Tongue-Tied Troll is the name of the DIPA. October and all, you know that I double-checked this wasn’t a pumpkin beer. It’s not. Comes in at a solid 8.1%, and you really can taste that burn.
Ordered this with my dinner one night, sight unseen which I never do but was with some non-beer friends and you know how it goes. Them plebes were drinking Merlot of all things. This came out not-hazy. It wasn’t clear at least, but I already had my hackles up.
The smell, it’s got aroma but like, almost no fruit. Maybe a whiff of something blackberry like, but it’s sickly sweet. Malt, honey, etc. Old-School I guess, lots of that dank 2000s hop bomb stuff.
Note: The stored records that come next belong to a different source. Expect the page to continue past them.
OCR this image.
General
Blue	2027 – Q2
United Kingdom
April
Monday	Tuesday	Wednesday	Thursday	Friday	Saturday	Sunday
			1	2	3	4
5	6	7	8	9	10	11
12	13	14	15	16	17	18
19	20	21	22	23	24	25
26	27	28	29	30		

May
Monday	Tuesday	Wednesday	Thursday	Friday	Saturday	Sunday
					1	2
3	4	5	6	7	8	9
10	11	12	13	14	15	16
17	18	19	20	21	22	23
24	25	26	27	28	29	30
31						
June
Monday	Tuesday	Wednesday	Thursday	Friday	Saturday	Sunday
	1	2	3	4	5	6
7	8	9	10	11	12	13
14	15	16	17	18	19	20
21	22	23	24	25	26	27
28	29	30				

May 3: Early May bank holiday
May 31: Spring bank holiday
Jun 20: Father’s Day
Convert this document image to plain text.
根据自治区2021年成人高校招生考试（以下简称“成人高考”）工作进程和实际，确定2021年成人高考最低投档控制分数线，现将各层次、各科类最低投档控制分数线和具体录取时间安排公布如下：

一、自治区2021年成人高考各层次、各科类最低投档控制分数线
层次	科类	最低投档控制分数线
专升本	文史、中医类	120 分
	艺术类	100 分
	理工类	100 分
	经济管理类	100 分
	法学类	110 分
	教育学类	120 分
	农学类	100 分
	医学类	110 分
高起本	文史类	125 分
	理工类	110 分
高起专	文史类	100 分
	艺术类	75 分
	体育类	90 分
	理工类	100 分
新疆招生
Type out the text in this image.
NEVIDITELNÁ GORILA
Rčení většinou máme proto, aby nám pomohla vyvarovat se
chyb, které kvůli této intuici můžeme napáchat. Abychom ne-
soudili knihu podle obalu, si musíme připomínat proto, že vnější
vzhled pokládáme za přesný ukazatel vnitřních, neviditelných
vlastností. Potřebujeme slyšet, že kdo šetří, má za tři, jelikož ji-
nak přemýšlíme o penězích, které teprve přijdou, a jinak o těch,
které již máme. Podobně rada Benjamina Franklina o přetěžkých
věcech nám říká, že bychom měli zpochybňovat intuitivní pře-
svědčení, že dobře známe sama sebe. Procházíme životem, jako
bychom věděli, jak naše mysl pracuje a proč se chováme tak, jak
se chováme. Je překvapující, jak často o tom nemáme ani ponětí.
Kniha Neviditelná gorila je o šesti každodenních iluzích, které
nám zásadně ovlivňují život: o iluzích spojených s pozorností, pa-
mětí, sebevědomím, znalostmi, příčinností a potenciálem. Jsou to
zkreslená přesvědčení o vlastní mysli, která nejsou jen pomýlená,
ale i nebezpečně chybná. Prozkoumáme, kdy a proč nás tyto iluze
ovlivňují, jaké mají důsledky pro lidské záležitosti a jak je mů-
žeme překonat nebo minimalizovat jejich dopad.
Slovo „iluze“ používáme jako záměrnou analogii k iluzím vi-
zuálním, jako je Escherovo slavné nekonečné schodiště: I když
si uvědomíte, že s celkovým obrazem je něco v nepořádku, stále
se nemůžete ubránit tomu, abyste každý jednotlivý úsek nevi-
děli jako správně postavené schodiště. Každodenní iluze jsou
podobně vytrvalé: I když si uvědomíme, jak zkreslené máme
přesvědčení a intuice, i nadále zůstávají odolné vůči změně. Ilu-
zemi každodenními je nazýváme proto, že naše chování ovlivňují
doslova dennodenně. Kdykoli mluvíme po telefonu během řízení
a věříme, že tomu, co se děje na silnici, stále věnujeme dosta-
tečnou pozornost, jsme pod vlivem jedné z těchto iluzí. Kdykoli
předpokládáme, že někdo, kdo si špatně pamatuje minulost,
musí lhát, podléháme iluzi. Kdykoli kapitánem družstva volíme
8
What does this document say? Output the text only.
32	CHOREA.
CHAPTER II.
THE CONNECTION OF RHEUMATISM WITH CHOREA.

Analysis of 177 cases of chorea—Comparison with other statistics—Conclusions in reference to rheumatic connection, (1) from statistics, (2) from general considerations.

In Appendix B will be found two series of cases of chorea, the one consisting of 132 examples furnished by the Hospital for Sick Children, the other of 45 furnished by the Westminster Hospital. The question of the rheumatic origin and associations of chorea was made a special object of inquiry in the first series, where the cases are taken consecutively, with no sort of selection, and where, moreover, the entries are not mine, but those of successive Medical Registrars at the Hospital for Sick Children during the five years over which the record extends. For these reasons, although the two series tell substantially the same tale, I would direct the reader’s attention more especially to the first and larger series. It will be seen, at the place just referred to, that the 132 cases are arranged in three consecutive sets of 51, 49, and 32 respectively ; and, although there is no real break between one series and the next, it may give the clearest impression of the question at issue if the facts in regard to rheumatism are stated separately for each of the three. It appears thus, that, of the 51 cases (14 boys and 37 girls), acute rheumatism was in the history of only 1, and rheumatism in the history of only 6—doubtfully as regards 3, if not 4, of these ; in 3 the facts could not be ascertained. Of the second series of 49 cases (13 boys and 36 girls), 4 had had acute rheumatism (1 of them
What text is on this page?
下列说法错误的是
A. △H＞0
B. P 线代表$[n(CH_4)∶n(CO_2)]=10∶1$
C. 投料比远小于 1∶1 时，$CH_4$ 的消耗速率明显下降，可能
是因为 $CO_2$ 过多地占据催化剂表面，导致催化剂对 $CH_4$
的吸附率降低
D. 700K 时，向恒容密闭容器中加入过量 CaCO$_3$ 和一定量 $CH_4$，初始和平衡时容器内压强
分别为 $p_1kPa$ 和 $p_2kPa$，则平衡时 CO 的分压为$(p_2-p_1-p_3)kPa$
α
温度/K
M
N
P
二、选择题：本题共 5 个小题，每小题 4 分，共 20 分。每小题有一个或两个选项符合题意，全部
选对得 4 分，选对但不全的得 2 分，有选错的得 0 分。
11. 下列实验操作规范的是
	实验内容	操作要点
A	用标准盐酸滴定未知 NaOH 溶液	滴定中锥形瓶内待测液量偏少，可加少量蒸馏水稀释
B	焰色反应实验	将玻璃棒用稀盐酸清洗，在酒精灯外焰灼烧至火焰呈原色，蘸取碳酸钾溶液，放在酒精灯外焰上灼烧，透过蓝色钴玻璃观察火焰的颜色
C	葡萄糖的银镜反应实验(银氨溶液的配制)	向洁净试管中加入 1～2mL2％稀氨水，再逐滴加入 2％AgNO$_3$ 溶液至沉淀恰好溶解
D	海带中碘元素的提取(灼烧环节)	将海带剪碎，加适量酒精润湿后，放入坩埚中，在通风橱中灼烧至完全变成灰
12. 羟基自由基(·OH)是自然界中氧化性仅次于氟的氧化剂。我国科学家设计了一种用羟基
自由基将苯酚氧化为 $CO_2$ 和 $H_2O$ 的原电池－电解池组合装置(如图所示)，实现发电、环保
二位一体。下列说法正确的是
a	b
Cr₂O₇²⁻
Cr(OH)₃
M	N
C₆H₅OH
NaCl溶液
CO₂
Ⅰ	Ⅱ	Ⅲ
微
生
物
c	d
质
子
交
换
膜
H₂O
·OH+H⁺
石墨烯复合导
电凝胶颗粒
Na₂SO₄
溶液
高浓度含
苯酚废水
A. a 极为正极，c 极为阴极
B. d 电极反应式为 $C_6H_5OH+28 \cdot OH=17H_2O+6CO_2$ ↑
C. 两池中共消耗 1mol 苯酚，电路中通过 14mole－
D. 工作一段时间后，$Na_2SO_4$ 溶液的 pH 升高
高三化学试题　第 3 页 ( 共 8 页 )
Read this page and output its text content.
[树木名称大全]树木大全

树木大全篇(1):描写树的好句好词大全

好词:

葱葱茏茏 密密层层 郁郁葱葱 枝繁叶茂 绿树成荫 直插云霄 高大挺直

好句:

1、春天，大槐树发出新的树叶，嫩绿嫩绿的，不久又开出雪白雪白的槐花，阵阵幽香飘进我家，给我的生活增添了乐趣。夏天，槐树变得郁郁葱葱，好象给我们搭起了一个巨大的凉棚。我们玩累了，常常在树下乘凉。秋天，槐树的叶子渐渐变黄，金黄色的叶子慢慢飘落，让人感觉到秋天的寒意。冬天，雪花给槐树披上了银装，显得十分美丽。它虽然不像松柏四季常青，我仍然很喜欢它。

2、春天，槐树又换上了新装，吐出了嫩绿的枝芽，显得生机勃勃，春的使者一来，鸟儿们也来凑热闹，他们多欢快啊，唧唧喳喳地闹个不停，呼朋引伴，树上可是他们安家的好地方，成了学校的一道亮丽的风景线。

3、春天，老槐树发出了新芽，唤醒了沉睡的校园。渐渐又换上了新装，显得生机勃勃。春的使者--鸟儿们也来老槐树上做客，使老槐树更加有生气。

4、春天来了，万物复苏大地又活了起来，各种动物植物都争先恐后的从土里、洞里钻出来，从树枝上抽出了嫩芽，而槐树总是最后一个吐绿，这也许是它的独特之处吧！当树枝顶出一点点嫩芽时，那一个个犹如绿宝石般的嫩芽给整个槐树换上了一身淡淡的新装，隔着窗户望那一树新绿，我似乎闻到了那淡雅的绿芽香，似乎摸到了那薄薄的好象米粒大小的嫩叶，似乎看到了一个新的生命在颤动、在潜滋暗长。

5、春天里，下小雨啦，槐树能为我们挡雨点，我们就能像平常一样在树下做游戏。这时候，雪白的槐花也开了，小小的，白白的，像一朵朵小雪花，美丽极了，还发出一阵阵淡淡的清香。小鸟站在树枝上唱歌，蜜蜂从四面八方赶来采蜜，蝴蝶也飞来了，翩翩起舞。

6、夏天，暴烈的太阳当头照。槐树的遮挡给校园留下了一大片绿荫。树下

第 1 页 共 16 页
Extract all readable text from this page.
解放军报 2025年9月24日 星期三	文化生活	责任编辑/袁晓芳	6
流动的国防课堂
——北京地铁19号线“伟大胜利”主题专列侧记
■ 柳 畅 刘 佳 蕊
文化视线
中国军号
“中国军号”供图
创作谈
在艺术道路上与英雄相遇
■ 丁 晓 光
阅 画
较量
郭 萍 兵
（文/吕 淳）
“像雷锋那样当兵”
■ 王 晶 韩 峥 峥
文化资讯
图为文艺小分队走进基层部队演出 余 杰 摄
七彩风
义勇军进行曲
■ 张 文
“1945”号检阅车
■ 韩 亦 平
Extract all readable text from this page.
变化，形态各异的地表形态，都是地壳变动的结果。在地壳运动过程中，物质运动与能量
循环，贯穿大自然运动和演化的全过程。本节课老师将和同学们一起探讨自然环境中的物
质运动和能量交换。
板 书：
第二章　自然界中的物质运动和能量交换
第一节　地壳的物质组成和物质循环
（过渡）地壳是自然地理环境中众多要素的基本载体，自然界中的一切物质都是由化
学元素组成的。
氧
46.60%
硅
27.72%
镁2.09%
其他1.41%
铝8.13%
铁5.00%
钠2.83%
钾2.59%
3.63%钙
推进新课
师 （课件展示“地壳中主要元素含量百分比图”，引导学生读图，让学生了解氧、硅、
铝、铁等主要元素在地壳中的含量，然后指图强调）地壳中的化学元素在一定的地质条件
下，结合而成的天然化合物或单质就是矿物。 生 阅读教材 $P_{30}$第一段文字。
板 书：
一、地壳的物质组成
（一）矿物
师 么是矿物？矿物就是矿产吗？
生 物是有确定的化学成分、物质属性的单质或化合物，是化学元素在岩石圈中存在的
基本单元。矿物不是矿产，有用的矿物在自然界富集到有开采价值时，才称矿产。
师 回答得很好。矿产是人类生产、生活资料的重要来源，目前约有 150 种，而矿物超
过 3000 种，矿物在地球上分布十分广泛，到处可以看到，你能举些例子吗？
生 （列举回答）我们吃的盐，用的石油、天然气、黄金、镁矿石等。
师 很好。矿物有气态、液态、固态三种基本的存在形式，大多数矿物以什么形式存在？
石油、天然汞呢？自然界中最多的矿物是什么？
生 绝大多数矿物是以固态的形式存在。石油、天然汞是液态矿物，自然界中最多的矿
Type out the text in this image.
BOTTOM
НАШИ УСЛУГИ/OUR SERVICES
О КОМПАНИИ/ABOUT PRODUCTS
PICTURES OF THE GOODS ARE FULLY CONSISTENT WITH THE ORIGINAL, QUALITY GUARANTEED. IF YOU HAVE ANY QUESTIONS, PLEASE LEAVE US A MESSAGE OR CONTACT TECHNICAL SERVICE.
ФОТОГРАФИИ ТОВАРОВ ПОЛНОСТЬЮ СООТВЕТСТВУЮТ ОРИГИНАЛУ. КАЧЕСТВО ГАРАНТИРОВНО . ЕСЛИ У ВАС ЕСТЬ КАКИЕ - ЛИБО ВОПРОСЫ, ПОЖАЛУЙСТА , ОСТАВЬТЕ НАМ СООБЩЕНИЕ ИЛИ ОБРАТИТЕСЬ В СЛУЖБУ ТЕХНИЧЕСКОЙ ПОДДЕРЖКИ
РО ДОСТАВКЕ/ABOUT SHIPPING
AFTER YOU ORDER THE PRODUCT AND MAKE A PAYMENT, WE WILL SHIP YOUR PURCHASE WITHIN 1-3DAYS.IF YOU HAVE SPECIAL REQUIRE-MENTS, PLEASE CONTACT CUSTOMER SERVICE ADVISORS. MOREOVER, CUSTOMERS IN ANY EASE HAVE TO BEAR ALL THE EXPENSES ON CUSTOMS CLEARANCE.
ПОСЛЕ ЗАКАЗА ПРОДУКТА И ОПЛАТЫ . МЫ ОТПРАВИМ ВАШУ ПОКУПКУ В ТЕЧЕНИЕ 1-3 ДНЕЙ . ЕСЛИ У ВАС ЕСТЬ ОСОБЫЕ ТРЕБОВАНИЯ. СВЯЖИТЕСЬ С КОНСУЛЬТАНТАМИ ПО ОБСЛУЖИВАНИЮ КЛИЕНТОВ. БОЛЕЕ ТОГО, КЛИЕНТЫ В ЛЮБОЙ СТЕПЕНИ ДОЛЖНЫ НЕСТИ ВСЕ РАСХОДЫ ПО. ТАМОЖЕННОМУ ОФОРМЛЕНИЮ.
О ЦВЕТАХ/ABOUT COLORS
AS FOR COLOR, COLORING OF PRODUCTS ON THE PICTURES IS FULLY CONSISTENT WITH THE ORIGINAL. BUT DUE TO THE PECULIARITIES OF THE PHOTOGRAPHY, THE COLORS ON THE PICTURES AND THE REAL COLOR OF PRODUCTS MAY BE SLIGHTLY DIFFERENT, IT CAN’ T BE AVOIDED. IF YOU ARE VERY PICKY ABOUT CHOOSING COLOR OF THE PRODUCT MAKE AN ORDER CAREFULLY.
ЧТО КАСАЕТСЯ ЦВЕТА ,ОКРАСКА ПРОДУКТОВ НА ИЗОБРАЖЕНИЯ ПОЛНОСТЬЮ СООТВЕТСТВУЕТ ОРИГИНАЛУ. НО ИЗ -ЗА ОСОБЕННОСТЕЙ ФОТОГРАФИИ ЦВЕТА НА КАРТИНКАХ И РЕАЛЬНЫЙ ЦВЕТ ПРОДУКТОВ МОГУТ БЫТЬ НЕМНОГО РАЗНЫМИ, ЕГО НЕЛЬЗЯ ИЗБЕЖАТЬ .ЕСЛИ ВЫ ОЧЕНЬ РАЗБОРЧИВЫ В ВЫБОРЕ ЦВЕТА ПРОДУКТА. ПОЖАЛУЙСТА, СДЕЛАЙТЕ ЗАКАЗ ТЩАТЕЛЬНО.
Boom, that taste. Not cool, it really smacks you in the face with dank. I’m not trying to get high here man! I want a beer not a joint. This guy is hoppy and bitter, but you’ve got a ton of that bready malt sweetness and alcohol burn to it too! Even a fruit fly couldn’t leave the dang thing alone. The hops presented grapefruit and orange citrus type flavors, but in a muted balanced way and not in the juice bomb way that would elevate this thing to next level.
The mouthfeel was solid though. Full, slick and made me want to take another sip, which I am always wont to do.
Verdict: NEEDS MORE HAZE. Will do in a pinch, especially at 8.1%, but have to give this a C-. Don’t wait in line for this one.